# INCI names



## HomemadeBathGoodies (Sep 16, 2011)

I have a question about listing the coloring agents. 

I use wilton's icing colorants for bath bombs, and salts and was wondering how to list them as INCI names. 

I need to send the list to health canada.

do I also have to list how much percentage of the color I used in my product, or do I just list that I am using a colorant?
ex: baking soda 80%
      citric acid   40%
      colorant     ??????


I read somewhere that I cannot just list fragrance. It has to be parfum/fragrance. 

What if i essential oils.  

Can I list fragrance/essential oils ?


----------



## Lindy (Sep 18, 2011)

Wilton colouring - can't help you - I don't know the INCI for them.

You do have to list the range of percentage on your form.  I would recommend that you download it and take a look at the guide to completion as well.

Fragrance is listed as Parfum but essential oils must be listed independently by their INCI name and again in the percentage range used. 
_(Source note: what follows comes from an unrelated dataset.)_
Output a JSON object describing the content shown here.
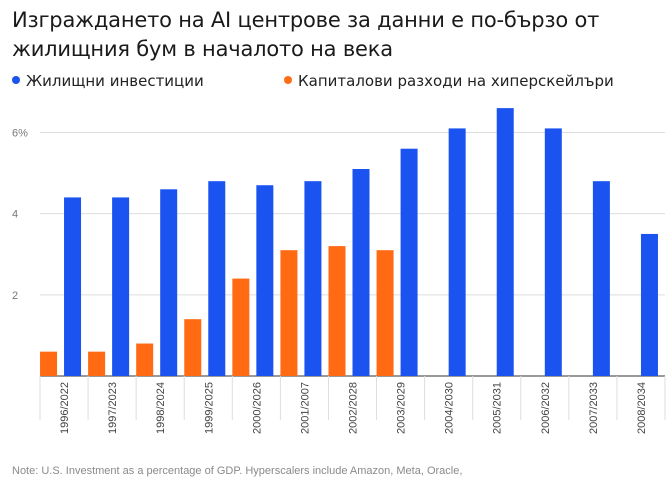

The problem with Wilton Colouring is I'm not sure it's approved for cosmetics so someone more knowledgeable than me answer that portion of your question.  I do know you can't list it just as a "colourant" because they will come back to you and ask which colourant you are using.  I use water soluble colours so bath bombs and such.

HTH


----------



## Tabitha (Sep 18, 2011)

What country are you in? Each has diferent rules & I am only familiar w/ the US.


----------



## AmyW (Sep 18, 2011)

She's in Canada.

I don't think Wiltons will be approved for use in bath/body products in Canada - there's no INCI because it's food.


----------



## Lindy (Sep 18, 2011)

All you can do is submit it and see what they say.  List it by the proper name of it and see if they will accept it.


----------



## Tabitha (Sep 19, 2011)

I have a box in my pantry, this is what it says.

INGREDIENTS: water, corn syrup, glycerine, high fructose corn syrup, sorbitol, food starch-modified (corn), FD&C yellow #5, FD&C red #3, FD&C yellow #6, FD&C red # 40, carrageenan, agar gum, sodium benzoate andpotasium sorbete (preseravte), salt, citric acid, FD&C blue #2


----------



## Tabitha (Sep 19, 2011)

You will have to do some research to translate the ingedients into their proper INCI, you can start here: http://www.essentialwholesale.com/Learn ... Organic_10


----------